Después de ocho años sin verlo todo era diferente. Ya con veinte años y estudiando periodismo en España tenía la independencia que siempre había querido. Su padre al desaparecer les dejó todo su dinero a partes iguales. Cuando cumplió la mayoría de edad su cuenta tenía dieciocho millones de dólares y ella una vida entera por delante.

Lo echaba de menos y durante un tiempo lo odió por su repentina desaparición. Todo el mundo a esas alturas pensaba que estaba muerto, pero ella siempre había tenido la leve esperanza de que no, aunque todo hacía pensar que ya no existía en este mundo.

Cogió su taza de café y le dio un largo trago, caliente y espeso café africano, una delicia al paladar. Miró a través de las ventanas antiguas del café hacia la plaza, donde unos malabaristas hacían de las suyas por unos céntimos de euro, los niños corrían detrás de una pelota y las señoras mayores se arremolinaban en grupos pequeños cotilleando y hablando sin parar con sus bolsas de la compra colgando de sus cansados brazos.

Había un hombre mayor sentado en un banco al fondo de la plaza, pelo largo y blanco y una barba poblada. No hacía nada, sólo miraba a la gente pasar. Tenía las manos apoyadas en un bastón marrón, no muy grande pero sí limpio y brillante. Por un instante pensó que la miraba directamente a ella a través de los cristales del café, pero eran vanas imaginaciones suyas.
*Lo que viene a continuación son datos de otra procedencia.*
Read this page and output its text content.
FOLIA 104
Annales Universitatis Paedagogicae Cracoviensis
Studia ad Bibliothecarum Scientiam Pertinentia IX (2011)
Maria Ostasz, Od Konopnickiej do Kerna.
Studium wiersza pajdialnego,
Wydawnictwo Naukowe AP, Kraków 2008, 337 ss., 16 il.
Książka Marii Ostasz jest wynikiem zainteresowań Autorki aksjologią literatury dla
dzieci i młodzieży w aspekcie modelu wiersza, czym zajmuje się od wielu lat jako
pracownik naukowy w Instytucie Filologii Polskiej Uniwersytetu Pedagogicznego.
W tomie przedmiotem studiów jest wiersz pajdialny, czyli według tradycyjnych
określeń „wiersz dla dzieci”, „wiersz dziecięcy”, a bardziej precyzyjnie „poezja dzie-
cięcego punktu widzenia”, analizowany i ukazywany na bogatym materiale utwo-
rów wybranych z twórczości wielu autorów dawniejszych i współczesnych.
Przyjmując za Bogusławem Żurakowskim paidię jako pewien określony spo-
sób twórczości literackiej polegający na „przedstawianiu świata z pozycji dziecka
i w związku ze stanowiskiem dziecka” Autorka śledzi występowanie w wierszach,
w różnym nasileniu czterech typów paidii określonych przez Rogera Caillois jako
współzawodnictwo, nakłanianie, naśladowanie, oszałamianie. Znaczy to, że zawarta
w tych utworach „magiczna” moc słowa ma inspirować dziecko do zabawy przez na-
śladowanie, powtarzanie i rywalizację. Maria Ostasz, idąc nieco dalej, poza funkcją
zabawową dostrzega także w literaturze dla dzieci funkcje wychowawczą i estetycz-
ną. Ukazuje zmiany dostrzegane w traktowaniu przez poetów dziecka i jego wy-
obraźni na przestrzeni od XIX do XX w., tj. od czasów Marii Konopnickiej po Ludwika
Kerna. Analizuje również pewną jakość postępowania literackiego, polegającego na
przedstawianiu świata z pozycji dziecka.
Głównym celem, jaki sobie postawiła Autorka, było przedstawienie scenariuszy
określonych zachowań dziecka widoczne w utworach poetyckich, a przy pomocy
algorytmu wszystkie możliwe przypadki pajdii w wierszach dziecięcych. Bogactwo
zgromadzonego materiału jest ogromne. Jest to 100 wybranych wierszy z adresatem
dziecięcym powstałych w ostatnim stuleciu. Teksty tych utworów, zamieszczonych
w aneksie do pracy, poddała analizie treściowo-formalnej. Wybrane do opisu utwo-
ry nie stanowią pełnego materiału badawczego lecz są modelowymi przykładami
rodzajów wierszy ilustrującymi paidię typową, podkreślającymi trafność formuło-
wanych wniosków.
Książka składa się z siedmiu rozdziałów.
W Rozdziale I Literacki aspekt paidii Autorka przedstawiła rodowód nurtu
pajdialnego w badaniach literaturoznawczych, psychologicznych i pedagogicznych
Recogió su bolso y pagó al camarero. Un momento después salía por la puerta en dirección a la boca del Metro en medio de la plaza. El hombre mayor se levantó del banco y se dirigió hacia los saltimbanquis, despacio y sin prisas; de pronto se paró y levantó su bastón a media altura para acto y seguido soltarlo. El bastón no cayó, simplemente se quedó allí, parado como levitando, como si alguna fuerza invisible lo estuviera retenido. La gente se paró extrañada alrededor del hombre, los saltimbanquis dejaron de hacer sus malabares y las abuelas cotillas dejaron de hablar, sólo para contemplar el bastón que flotaba inerte delante de sus narices.

Elisa se acercó lentamente hacia el hombre del pelo largo y blanco, todos ahora hacían un corrillo a su alrededor. El hombre abrió su mano derecha y una mariposa se abrió paso por entre los pliegues de las líneas de la mano para salir, estirar las alas y partir volando grácilmente. Abrió su mano izquierda y comenzó a manar agua que se empezó a desparramar por el suelo y salpicó a los allí reunidos.

Todos murmuraban y sacaban su móviles, tabletas y demás dispositivos electrónicos para grabarlo todo.

El hombre chasqueó los dedos y las palomas de la plaza llegaron juntas y se quedaron a sus pies en el suelo, para después chasquearlos de nuevo y que aquellas, al unísono, salieran volando hacia el cielo. Mientras, el bastón seguía flotando delante de la gente, un niño se agarro a él y se columpió sin moverlo ni un centímetro. Con un movimiento de la mano del hombre hacia el cielo, como limpiando un cristal de una ventana, las nubes se despejaron y el sol les dio de lleno a todos por igual.

La gente permanecía quieta sin mover un músculo. Elisa estaba perpleja por lo que estaban viendo. El hombre levantó la mirada para cruzarla con la de ella y de repente una música al principio muy levemente y después cada vez más alta empezó a llenarlo todo. Era Para Elisa, de Beethoven.

Y la gente de la plaza empezó a flotar a veinte centímetros del suelo y a sonreír y a llorar de la emoción. Y el hombre levitó con los brazos abiertos a la multitud y subió unos metros y todos bailaban al son de la música alrededor de él. Y las bolsas de la compra, los móviles, tabletas, carteras y mochilas cayeron al suelo y a nadie le importó mucho todo ello, porque todos flotaban ingrávidos y reían y se abrazaban. Después, poco a poco, la gente empezó a bajar hasta que todos posaron sus pies en el suelo y se miraban unos a otros demasiado emocionados para hablar.

Elisa se alejó de allí llorando: era la música de ella y de su padre, había visto en cinco minutos cosas maravillosas, magia verdadera, nada de eso había sido un truco. Quiso alejarse de allí lo más rápido posible y se encaminó hacia la boca de Metro.

Pero alguien le tocó el hombro por detrás y ella, temblando, se dio la vuelta. Era el hombre del pelo largo, el poseedor de la magia más maravillosa. Quiso decir algo, besarlo o abrazarlo, pero sólo podía llorar.

Porque era su padre que había regresado.